5. Get online. There is a little something for everyone on the internet. Comics, memes, YouTube videos, blogs—if it gets you to laugh or smile, spend 15 minutes or so to check it out.
6. Have a game night—a little good spirited competition can get the good times rolling. Charades and Win-Loose-or Draw are classics. There are also plenty of newer card and board games that are designed with humour in mind.
7. Try laughter yoga.
8. Read a funny book.
9. Spend time with an animal or a child.
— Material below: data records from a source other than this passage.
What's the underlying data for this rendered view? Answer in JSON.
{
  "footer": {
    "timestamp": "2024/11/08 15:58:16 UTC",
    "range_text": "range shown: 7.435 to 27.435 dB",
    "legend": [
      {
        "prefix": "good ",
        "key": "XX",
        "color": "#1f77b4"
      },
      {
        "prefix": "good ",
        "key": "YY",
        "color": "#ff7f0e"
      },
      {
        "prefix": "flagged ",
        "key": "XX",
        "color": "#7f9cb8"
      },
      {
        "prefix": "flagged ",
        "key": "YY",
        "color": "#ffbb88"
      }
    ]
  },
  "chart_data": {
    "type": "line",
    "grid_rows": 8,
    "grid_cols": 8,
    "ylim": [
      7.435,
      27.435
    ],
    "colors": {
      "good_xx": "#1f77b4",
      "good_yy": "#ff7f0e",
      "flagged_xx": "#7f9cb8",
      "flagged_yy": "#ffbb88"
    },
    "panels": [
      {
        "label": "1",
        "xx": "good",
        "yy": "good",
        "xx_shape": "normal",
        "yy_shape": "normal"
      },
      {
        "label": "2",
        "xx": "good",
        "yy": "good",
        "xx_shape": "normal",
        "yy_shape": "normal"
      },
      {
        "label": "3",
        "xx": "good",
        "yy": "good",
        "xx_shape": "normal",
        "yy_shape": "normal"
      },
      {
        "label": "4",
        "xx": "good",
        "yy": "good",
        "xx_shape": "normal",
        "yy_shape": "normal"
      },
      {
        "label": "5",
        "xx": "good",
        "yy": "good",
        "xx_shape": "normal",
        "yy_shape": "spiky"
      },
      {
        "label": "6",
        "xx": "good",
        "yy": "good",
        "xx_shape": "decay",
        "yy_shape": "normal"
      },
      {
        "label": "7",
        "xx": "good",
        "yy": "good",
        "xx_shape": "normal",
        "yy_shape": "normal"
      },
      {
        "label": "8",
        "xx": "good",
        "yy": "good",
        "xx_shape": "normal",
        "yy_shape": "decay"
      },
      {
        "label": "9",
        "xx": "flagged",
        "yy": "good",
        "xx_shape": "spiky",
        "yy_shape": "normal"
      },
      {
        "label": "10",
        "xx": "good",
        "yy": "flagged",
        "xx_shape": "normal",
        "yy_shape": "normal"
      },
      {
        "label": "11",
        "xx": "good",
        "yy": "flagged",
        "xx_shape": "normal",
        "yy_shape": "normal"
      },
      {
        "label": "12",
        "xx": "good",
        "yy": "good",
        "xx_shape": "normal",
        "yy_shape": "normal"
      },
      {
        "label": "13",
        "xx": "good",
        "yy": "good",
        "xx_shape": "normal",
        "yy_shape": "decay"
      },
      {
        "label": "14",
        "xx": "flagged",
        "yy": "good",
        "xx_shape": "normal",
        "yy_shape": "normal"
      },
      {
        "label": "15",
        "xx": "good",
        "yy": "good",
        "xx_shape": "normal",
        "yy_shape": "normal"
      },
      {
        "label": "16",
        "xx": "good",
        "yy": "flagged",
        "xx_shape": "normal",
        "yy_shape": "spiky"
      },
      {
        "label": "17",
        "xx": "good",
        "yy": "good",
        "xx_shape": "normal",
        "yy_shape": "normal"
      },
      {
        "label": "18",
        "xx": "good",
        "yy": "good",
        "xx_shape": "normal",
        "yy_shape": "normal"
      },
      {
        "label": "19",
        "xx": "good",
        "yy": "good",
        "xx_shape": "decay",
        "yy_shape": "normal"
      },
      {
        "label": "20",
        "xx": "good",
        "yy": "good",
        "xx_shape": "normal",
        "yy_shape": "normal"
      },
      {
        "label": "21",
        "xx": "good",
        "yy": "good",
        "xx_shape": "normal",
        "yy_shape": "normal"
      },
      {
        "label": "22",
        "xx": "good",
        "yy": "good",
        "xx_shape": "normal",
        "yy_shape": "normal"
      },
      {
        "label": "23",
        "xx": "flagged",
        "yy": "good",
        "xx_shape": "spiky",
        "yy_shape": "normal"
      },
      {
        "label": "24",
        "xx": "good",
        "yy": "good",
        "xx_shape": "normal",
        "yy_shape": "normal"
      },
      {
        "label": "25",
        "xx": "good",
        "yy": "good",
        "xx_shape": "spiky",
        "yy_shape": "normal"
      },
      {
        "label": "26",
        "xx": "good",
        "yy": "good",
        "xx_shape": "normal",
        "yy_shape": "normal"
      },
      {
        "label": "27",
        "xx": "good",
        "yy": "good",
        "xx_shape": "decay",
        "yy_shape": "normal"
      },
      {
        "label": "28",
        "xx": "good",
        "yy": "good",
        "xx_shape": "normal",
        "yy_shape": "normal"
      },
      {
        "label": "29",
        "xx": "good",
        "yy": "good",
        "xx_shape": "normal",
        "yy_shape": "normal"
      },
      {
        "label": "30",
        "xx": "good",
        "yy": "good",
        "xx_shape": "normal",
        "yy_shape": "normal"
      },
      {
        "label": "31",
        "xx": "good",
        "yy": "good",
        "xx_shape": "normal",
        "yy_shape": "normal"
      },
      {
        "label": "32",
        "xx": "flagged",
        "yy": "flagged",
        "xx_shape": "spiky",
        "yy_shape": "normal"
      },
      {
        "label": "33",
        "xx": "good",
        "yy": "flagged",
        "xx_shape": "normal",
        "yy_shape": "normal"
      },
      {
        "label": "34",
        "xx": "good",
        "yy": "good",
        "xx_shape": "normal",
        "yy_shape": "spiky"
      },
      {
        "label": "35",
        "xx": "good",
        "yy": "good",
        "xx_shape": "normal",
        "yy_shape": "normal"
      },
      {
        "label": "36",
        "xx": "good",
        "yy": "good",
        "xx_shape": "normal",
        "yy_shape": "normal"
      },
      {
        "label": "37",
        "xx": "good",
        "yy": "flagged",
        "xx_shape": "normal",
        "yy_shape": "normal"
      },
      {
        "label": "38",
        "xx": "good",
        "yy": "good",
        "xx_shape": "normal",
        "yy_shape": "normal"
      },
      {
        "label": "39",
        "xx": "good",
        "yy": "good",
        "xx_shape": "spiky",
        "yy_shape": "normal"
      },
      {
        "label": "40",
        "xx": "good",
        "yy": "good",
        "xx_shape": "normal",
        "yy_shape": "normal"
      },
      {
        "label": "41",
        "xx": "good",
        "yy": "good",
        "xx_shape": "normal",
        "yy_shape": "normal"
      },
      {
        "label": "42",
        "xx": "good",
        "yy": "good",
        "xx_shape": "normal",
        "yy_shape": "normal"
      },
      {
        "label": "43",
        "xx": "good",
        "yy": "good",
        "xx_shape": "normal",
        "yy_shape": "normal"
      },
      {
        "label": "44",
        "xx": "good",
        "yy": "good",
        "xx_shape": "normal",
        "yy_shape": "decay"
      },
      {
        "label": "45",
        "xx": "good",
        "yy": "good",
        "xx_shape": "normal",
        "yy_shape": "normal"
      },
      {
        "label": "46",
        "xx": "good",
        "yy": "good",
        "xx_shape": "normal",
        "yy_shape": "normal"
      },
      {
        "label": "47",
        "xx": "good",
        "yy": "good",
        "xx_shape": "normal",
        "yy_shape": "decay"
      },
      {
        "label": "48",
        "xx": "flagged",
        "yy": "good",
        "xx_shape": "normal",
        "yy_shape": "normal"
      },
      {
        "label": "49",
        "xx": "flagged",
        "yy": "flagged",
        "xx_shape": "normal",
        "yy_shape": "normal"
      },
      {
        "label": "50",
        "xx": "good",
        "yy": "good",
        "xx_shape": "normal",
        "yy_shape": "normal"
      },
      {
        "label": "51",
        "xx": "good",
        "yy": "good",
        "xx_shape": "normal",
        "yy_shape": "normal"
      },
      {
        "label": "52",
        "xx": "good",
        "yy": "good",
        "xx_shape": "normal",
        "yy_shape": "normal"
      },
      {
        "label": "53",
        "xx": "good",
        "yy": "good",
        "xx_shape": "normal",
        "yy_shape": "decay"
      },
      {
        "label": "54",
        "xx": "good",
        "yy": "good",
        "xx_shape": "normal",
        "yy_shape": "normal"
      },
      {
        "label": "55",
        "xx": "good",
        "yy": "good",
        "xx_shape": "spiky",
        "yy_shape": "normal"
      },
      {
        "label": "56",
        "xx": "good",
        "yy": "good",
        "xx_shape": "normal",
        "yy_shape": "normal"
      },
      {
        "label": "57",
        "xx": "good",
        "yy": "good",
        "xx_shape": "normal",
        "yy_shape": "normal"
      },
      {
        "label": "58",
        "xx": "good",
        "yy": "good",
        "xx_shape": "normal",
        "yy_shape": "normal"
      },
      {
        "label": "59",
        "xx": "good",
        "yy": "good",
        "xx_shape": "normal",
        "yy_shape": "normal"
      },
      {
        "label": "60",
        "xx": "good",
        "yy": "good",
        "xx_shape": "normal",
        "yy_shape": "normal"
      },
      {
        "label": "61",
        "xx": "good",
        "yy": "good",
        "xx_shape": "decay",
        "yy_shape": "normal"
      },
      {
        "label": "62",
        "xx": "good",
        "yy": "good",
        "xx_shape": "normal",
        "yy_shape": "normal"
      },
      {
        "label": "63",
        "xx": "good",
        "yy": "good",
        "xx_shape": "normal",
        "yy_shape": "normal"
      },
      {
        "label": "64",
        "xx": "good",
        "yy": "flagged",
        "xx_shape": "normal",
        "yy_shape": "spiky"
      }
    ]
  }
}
Their antics are almost always good for a laugh.
10. Incorporate funny things into your environment. It could be a goofy picture of your friends, family or pets; a page-a-day calendar; a mug with a witty saying or cartoon.
Important ideas to consider when coaching a client in regards to stress:
- List the things which cause stress and tension in your life.
- How does this stress and tension affect you, your family and your job?
- Can you identify the stress and tensions in your life as short or long term?
- Do you have a support system of friends/family that will help you make positive changes?
- What are your biggest obstacles to reducing stress?
- What are you willing to change or give up for a less stressful and tension-filled life?
- What have you tried already that didn’t work for you?
- If you do not have control of a situation, what is the next step you need to take to live a healthier life? Accept it, let things go, or get support?
Further studying but not required:
Book: Where to draw the line by Anne Katherine M.A.